Image Courtesy of Carrie Johnson
Image Courtesy of Carrie Johnson

That withstanding, I did enjoy the story, despite the adaptation being rather unforgiving to an audience who might not know the plot. I fell in love with Mr Darcy (despite his pride!), disliked Mr Bingley, and only wished the best for Elizabeth. I could only wish the performance had given me a little longer to get to know the characters.

Criticisms of pace aside, there is no doubt that this is an impressive production. Two actors, Joannah Tincey and Nick Underwood, play 21 characters in all. Despite an unconvincing start – which mostly comprised of Underwood being the butt of ‘he’s a man playing a woman!’ jokes – the performances turned into stellar, vibrant creations. It was a joy to watch the characters of a book being passed around the stage, like masks temporarily worn. Although in some ways, despite the piece’s satire of 19th Century English courting culture, this production largely left the text’s potentially more subversive aspects alone.

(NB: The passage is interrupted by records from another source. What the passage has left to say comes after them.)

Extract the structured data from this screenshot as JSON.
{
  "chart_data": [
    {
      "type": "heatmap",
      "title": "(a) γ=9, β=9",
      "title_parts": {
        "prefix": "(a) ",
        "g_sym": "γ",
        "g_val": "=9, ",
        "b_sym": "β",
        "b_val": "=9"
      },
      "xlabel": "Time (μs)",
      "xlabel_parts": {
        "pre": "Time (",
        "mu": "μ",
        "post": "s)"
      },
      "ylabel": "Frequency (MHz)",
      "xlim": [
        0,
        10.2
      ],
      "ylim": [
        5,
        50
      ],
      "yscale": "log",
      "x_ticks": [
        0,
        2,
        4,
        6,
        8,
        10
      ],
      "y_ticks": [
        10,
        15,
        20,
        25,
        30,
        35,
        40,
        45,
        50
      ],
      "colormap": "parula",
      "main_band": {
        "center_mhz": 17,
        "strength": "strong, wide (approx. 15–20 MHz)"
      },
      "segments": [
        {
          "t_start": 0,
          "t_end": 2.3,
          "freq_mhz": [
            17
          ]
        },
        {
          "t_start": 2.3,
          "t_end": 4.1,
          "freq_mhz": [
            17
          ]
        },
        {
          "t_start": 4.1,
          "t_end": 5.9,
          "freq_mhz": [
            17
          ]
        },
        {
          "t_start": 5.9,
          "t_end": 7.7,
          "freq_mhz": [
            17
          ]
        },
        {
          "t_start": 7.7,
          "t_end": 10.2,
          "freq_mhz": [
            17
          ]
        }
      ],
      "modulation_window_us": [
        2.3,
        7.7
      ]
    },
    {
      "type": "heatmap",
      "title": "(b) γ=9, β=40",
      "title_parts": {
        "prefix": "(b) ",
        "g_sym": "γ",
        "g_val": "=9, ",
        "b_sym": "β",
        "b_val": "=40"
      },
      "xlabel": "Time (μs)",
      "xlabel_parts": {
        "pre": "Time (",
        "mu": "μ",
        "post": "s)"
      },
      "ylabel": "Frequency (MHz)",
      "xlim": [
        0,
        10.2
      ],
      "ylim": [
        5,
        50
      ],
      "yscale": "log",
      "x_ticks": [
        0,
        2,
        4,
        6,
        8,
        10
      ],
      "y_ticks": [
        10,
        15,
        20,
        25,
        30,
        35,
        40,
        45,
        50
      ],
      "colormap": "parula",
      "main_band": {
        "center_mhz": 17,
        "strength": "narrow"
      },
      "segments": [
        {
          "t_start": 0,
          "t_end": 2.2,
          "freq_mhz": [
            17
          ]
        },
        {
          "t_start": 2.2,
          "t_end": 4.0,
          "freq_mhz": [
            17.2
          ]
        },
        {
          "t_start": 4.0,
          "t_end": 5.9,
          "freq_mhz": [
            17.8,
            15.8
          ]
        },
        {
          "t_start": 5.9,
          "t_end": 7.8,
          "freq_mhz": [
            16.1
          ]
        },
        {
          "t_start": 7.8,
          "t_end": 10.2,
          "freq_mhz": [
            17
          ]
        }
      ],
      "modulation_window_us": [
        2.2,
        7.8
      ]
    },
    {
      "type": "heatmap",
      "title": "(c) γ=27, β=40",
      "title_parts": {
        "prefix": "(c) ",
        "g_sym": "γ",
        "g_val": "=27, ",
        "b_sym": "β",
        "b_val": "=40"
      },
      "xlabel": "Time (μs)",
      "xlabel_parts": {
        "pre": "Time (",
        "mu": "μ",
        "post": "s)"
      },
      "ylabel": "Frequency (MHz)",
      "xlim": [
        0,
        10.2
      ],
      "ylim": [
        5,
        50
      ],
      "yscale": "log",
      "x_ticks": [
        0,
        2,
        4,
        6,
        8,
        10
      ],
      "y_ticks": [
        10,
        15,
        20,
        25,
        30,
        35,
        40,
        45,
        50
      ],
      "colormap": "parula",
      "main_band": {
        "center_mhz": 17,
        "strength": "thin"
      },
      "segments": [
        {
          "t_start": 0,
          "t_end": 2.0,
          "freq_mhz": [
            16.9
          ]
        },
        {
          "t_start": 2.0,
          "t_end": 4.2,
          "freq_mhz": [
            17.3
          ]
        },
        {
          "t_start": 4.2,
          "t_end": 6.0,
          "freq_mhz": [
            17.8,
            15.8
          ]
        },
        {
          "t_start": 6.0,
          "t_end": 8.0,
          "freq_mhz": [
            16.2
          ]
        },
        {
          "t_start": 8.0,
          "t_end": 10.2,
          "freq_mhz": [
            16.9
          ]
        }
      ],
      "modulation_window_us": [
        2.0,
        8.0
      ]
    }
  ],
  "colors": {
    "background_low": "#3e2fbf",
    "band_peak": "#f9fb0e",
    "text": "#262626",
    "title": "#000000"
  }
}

Image Courtesy of Carrie Johnson
Image Courtesy of Carrie Johnson

Perhaps, again, this is a problem of pace. I felt at times as if I was ticking off a Pride and Prejudice checklist. I felt like a teenager skipping through all that boring gender and satire and context stuff, so that I might reach the final kissing scene more quickly. I wasn’t given the chance to understand the nuance of Austen’s writing. Though I could be told just to go and read the book if I really cared that much about all this stuff, the play did feel a little like ‘Jane-Austen-lite’ for fans of Jane Austen who want to relive Pride and Prejudice in the company of other people whom hold similar affection for it. The play very nearly stood on its own two feet, but I did feel like the build-ups to the jokes told on stage were found almost exclusively in the book.

The fast pace of the play is one of the production’s most exciting and crippling aspects. At times I felt whisked away in the drama, and at others I felt lost in its frantic speed. With this in mind, I would recommend the production to Austen fans, but would ask those not acquainted with Jane Austen’s work to go and read Pride and Prejudice before seeing the play.